El 70% de la cocaína que llega a Europa y EU sale de Ecuador, según su presidente, mientras la tasa de homicidios se dispara

Por La Revista Peninsular · 27/08/2026 11:20
En Durán, Ecuador, la policía combate al narco y a la corrupción dentro de sus propias filas

En Durán, una ciudad ecuatoriana tomada por bandas rivales, el capitán de policía Jean Carlos Bustamante enfrenta una doble batalla: los criminales que matan y descuartizan a sus enemigos, y los policías corruptos que trabajan para las pandillas desde adentro. "Tenemos muchísimos tipos corruptos. Están a sueldo de las pandillas", afirma el oficial, quien solo confía en los miembros de su equipo especial.

El caso de Durán ilustra el colapso de seguridad que vive Ecuador, convertido en el principal punto de salida de cocaína hacia Europa y Estados Unidos. Según el presidente Daniel Noboa, el 70% de la droga que llega a esos mercados proviene del país, alimentada por la producción de Colombia y Perú y transportada por bandas locales con vínculos con carteles mexicanos y mafias albanesas que aprovechan la débil vigilancia fronteriza y la extensa costa del Pacífico ecuatoriano.

El resultado es una violencia que el año pasado dejó más de 9,200 homicidios, una de las tasas más altas del mundo según el Ministerio del Interior, pese a los dos años de mano dura del gobierno de Noboa. Los críticos advierten que la estrategia ha fragmentado a las bandas en lugar de debilitarlas, multiplicando los grupos criminales en las calles.

En un operativo nocturno, el equipo del capitán Bustamante allana una casa abandonada en el territorio de la banda Los Águilas y encuentra dos pistolas y municiones para rifle de asalto. En otro operativo, ubican con un dron a presuntos microtraficantes cerca de un parque infantil; tras un registro con ariete, detienen a tres personas y hallan paquetes de heroína mezclada que se vende a un dólar cada uno.

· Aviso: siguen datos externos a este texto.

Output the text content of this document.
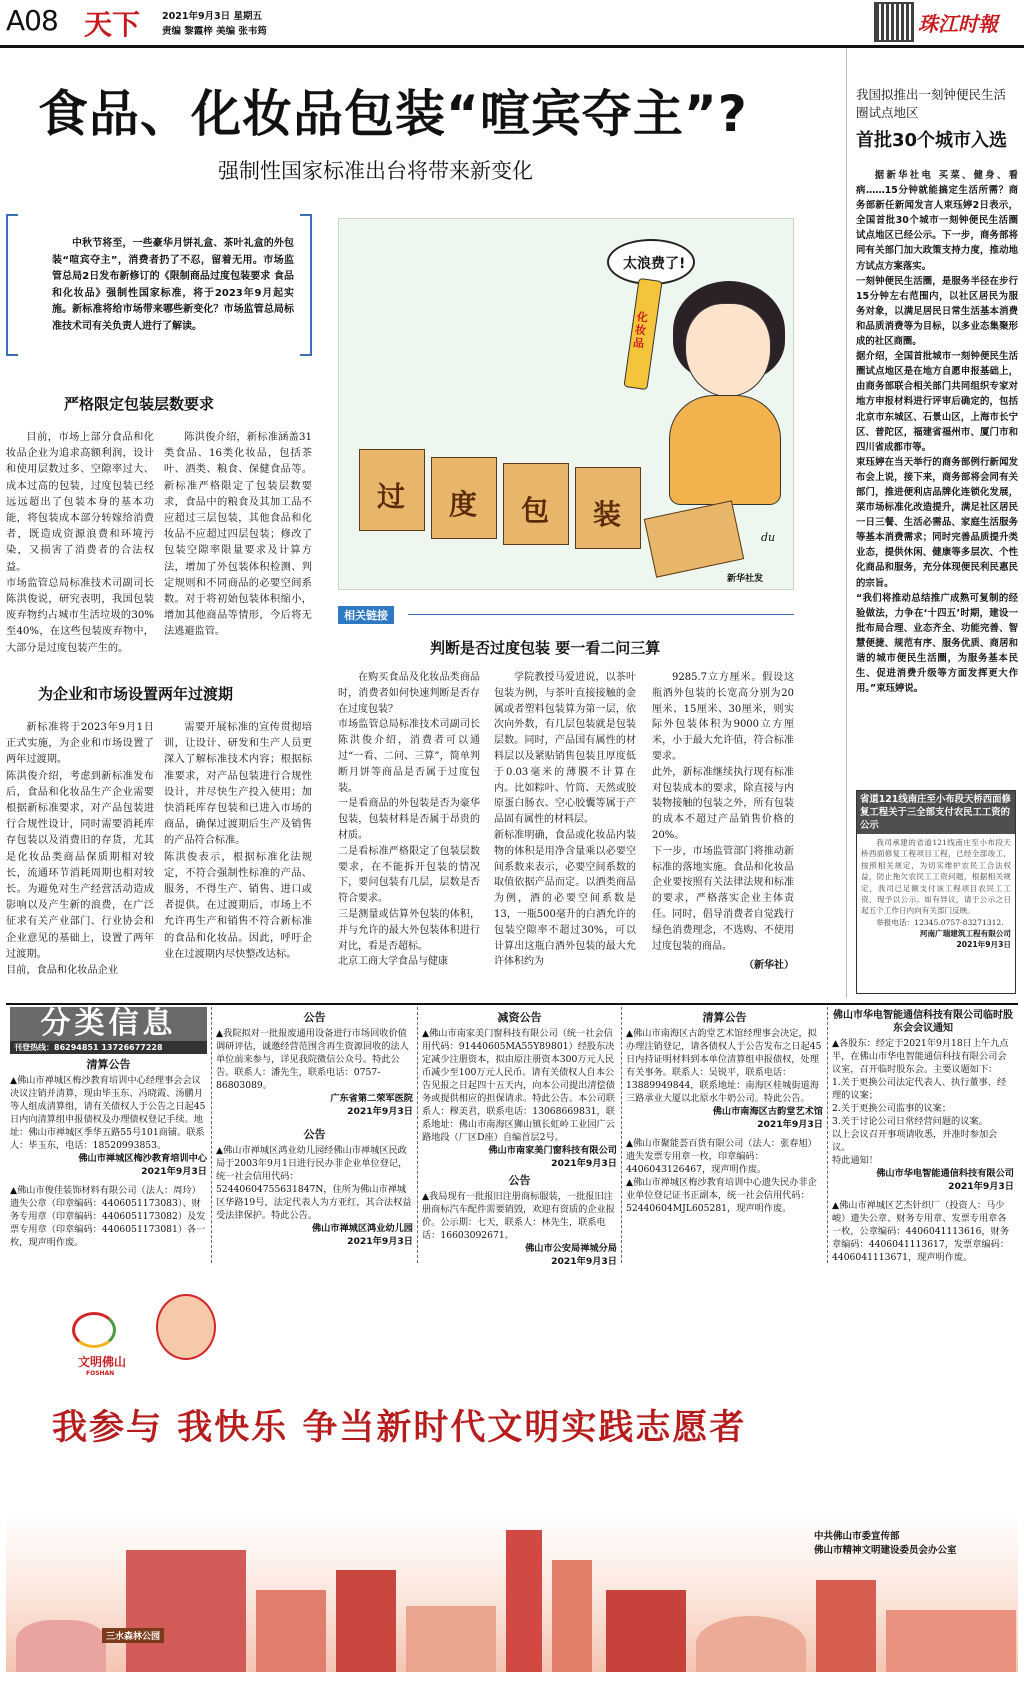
A08 天下 2021年9月3日 星期五
责编 黎霞梓 美编 张韦筠	珠江时報
食品、化妆品包装“喧宾夺主”?
强制性国家标准出台将带来新变化

中秋节将至，一些豪华月饼礼盒、茶叶礼盒的外包装“喧宾夺主”，消费者扔了不忍，留着无用。市场监管总局2日发布新修订的《限制商品过度包装要求 食品和化妆品》强制性国家标准，将于2023年9月起实施。新标准将给市场带来哪些新变化？市场监管总局标准技术司有关负责人进行了解读。

太浪费了!
化妆品
过 度 包 装
du
新华社发
严格限定包装层数要求

目前，市场上部分食品和化妆品企业为追求高额利润，设计和使用层数过多、空隙率过大、成本过高的包装，过度包装已经远远超出了包装本身的基本功能，将包装成本部分转嫁给消费者，既造成资源浪费和环境污染，又损害了消费者的合法权益。
市场监管总局标准技术司副司长陈洪俊说，研究表明，我国包装废弃物约占城市生活垃圾的30%至40%，在这些包装废弃物中，大部分是过度包装产生的。

陈洪俊介绍，新标准涵盖31类食品、16类化妆品，包括茶叶、酒类、粮食、保健食品等。新标准严格限定了包装层数要求，食品中的粮食及其加工品不应超过三层包装，其他食品和化妆品不应超过四层包装；修改了包装空隙率限量要求及计算方法，增加了外包装体积检测、判定规则和不同商品的必要空间系数。对于将初始包装体积缩小，增加其他商品等情形，今后将无法逃避监管。

为企业和市场设置两年过渡期

新标准将于2023年9月1日正式实施，为企业和市场设置了两年过渡期。
陈洪俊介绍，考虑到新标准发布后，食品和化妆品生产企业需要根据新标准要求，对产品包装进行合规性设计，同时需要消耗库存包装以及消费旧的存货，尤其是化妆品类商品保质期相对较长，流通环节消耗周期也相对较长。为避免对生产经营活动造成影响以及产生新的浪费，在广泛征求有关产业部门、行业协会和企业意见的基础上，设置了两年过渡期。
目前，食品和化妆品企业

需要开展标准的宣传贯彻培训，让设计、研发和生产人员更深入了解标准技术内容；根据标准要求，对产品包装进行合规性设计，并尽快生产投入使用；加快消耗库存包装和已进入市场的商品，确保过渡期后生产及销售的产品符合标准。
陈洪俊表示，根据标准化法规定，不符合强制性标准的产品、服务，不得生产、销售、进口或者提供。在过渡期后，市场上不允许再生产和销售不符合新标准的食品和化妆品。因此，呼吁企业在过渡期内尽快整改达标。

相关链接
判断是否过度包装 要一看二问三算

在购买食品及化妆品类商品时，消费者如何快速判断是否存在过度包装？
市场监管总局标准技术司副司长陈洪俊介绍，消费者可以通过“一看、二问、三算”，简单判断月饼等商品是否属于过度包装。
一是看商品的外包装是否为豪华包装，包装材料是否属于昂贵的材质。
二是看标准严格限定了包装层数要求，在不能拆开包装的情况下，要问包装有几层，层数是否符合要求。
三是测量或估算外包装的体积，并与允许的最大外包装体积进行对比，看是否超标。
北京工商大学食品与健康

学院教授马爱进说，以茶叶包装为例，与茶叶直接接触的金属或者塑料包装算为第一层，依次向外数，有几层包装就是包装层数。同时，产品国有属性的材料层以及紧贴销售包装且厚度低于0.03毫米的薄膜不计算在内。比如粽叶、竹筒、天然或胶原蛋白肠衣、空心胶囊等属于产品固有属性的材料层。
新标准明确，食品或化妆品内装物的体积是用净含量乘以必要空间系数来表示，必要空间系数的取值依据产品而定。以酒类商品为例，酒的必要空间系数是13，一瓶500毫升的白酒允许的包装空隙率不超过30%，可以计算出这瓶白酒外包装的最大允许体积约为

9285.7立方厘米。假设这瓶酒外包装的长宽高分别为20厘米、15厘米、30厘米，则实际外包装体积为9000立方厘米，小于最大允许值，符合标准要求。
此外，新标准继续执行现有标准对包装成本的要求，除直接与内装物接触的包装之外，所有包装的成本不超过产品销售价格的20%。
下一步，市场监管部门将推动新标准的落地实施。食品和化妆品企业要按照有关法律法规和标准的要求，严格落实企业主体责任。同时，倡导消费者自觉践行绿色消费理念，不选购、不使用过度包装的商品。

（新华社）
我国拟推出一刻钟便民生活圈试点地区
首批30个城市入选

据新华社电 买菜、健身、看病……15分钟就能搞定生活所需？商务部新任新闻发言人束珏婷2日表示，全国首批30个城市一刻钟便民生活圈试点地区已经公示。下一步，商务部将同有关部门加大政策支持力度，推动地方试点方案落实。
一刻钟便民生活圈，是服务半径在步行15分钟左右范围内，以社区居民为服务对象，以满足居民日常生活基本消费和品质消费等为目标，以多业态集聚形成的社区商圈。
据介绍，全国首批城市一刻钟便民生活圈试点地区是在地方自愿申报基础上，由商务部联合相关部门共同组织专家对地方申报材料进行评审后确定的，包括北京市东城区、石景山区，上海市长宁区、普陀区，福建省福州市、厦门市和四川省成都市等。
束珏婷在当天举行的商务部例行新闻发布会上说，接下来，商务部将会同有关部门，推进便利店品牌化连锁化发展，菜市场标准化改造提升，满足社区居民一日三餐、生活必需品、家庭生活服务等基本消费需求；同时完善品质提升类业态，提供休闲、健康等多层次、个性化商品和服务，充分体现便民利民惠民的宗旨。
“我们将推动总结推广成熟可复制的经验做法，力争在‘十四五’时期，建设一批布局合理、业态齐全、功能完善、智慧便捷、规范有序、服务优质、商居和谐的城市便民生活圈，为服务基本民生、促进消费升级等方面发挥更大作用。”束珏婷说。

省道121线南庄至小布段天桥西面修复工程关于三全部支付农民工工资的公示

我司承建的省道121线南庄至小布段天桥西面修复工程项目工程，已经全部竣工，按照相关规定，为切实维护农民工合法权益，防止拖欠农民工工资问题，根据相关规定，我司已足额支付该工程项目农民工工资，现予以公示。如有异议，请于公示之日起五个工作日内向有关部门反映。

举报电话：12345.0757-83271312.

河南广瑞建筑工程有限公司
2021年9月3日
分类信息
刊登热线：86294851 13726677228
清算公告

▲佛山市禅城区梅沙教育培训中心经理事会会议决议注销并清算，现由毕玉东、冯晓霞、汤鹏月等人组成清算组，请有关债权人于公告之日起45日内向清算组申报债权及办理债权登记手续。地址：佛山市禅城区季华五路55号101商铺。联系人：毕玉东，电话：18520993853。

佛山市禅城区梅沙教育培训中心
2021年9月3日

▲佛山市俊佳装饰材料有限公司（法人：周玲）遗失公章（印章编码：4406051173083）、财务专用章（印章编码：4406051173082）及发票专用章（印章编码：4406051173081）各一枚，现声明作废。

公告

▲我院拟对一批报废通用设备进行市场回收价值调研评估，诚邀经营范围含再生资源回收的法人单位前来参与，详见我院微信公众号。特此公告。联系人：潘先生，联系电话：0757-86803089。

广东省第二荣军医院
2021年9月3日
公告

▲佛山市禅城区鸿业幼儿园经佛山市禅城区民政局于2003年9月1日进行民办非企业单位登记，统一社会信用代码：52440604755631847N，住所为佛山市禅城区华路19号，法定代表人为方亚红，其合法权益受法律保护。特此公告。

佛山市禅城区鸿业幼儿园
2021年9月3日
减资公告

▲佛山市南家美门窗科技有限公司（统一社会信用代码：91440605MA55Y89801）经股东决定减少注册资本，拟由原注册资本300万元人民币减少至100万元人民币。请有关债权人自本公告见报之日起四十五天内，向本公司提出清偿债务或提供相应的担保请求。特此公告。本公司联系人：穆美君，联系电话：13068669831，联系地址：佛山市南海区狮山镇长虹岭工业园广云路地段（厂区D座）自编首层2号。

佛山市南家美门窗科技有限公司
2021年9月3日
公告

▲我局现有一批报旧注册商标服装，一批报旧注册商标汽车配件需要销毁，欢迎有资质的企业报价。公示期：七天，联系人：林先生，联系电话：16603092671。

佛山市公安局禅城分局
2021年9月3日
清算公告

▲佛山市南海区古韵堂艺术馆经理事会决定，拟办理注销登记，请各债权人于公告发布之日起45日内持证明材料到本单位清算组申报债权，处理有关事务。联系人：吴锐平，联系电话：13889949844，联系地址：南海区桂城街道海三路承业大厦以北原水牛奶公司。特此公告。

佛山市南海区古韵堂艺术馆
2021年9月3日

▲佛山市聚能荟百货有限公司（法人：张春旭）遗失发票专用章一枚，印章编码：4406043126467，现声明作废。
▲佛山市禅城区梅沙教育培训中心遗失民办非企业单位登记证书正副本，统一社会信用代码：52440604MJL605281，现声明作废。

佛山市华电智能通信科技有限公司临时股东会会议通知

▲各股东：经定于2021年9月18日上午九点半，在佛山市华电智能通信科技有限公司会议室，召开临时股东会。主要议题如下：
1.关于更换公司法定代表人、执行董事、经理的议案；
2.关于更换公司监事的议案；
3.关于讨论公司日常经营问题的议案。
以上会议召开事项请收悉，并准时参加会议。
特此通知！

佛山市华电智能通信科技有限公司
2021年9月3日

▲佛山市禅城区艺杰针织厂（投资人：马少峻）遗失公章、财务专用章、发票专用章各一枚，公章编码：4406041113616，财务章编码：4406041113617，发票章编码：4406041113671，现声明作废。

文明佛山
FOSHAN
我参与 我快乐 争当新时代文明实践志愿者
中共佛山市委宣传部
佛山市精神文明建设委员会办公室
三水森林公园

De los tres detenidos, los fiscales liberan a dos y solo uno enfrenta cargos, con una posible condena de cinco años. El coronel Santiago Gavilánez, subcomandante de la policía de Durán, denuncia que este patrón se repite constantemente por la corrupción judicial: "Los encarcelamos y ellos los liberan. Algunos de los que liberan matan gente y dejan huérfanos", dice, y atribuye el problema al dinero de las bandas para "comprar leyes, jueces y políticos".

El capitán Bustamante ya perdió a tres amigos cercanos en esta guerra y reconoce que las pandillas cuentan con más armas y dinero que el propio Estado. Aun así, continúa las redadas nocturnas mientras sus padres esperan cada llamada con temor de que sea la última.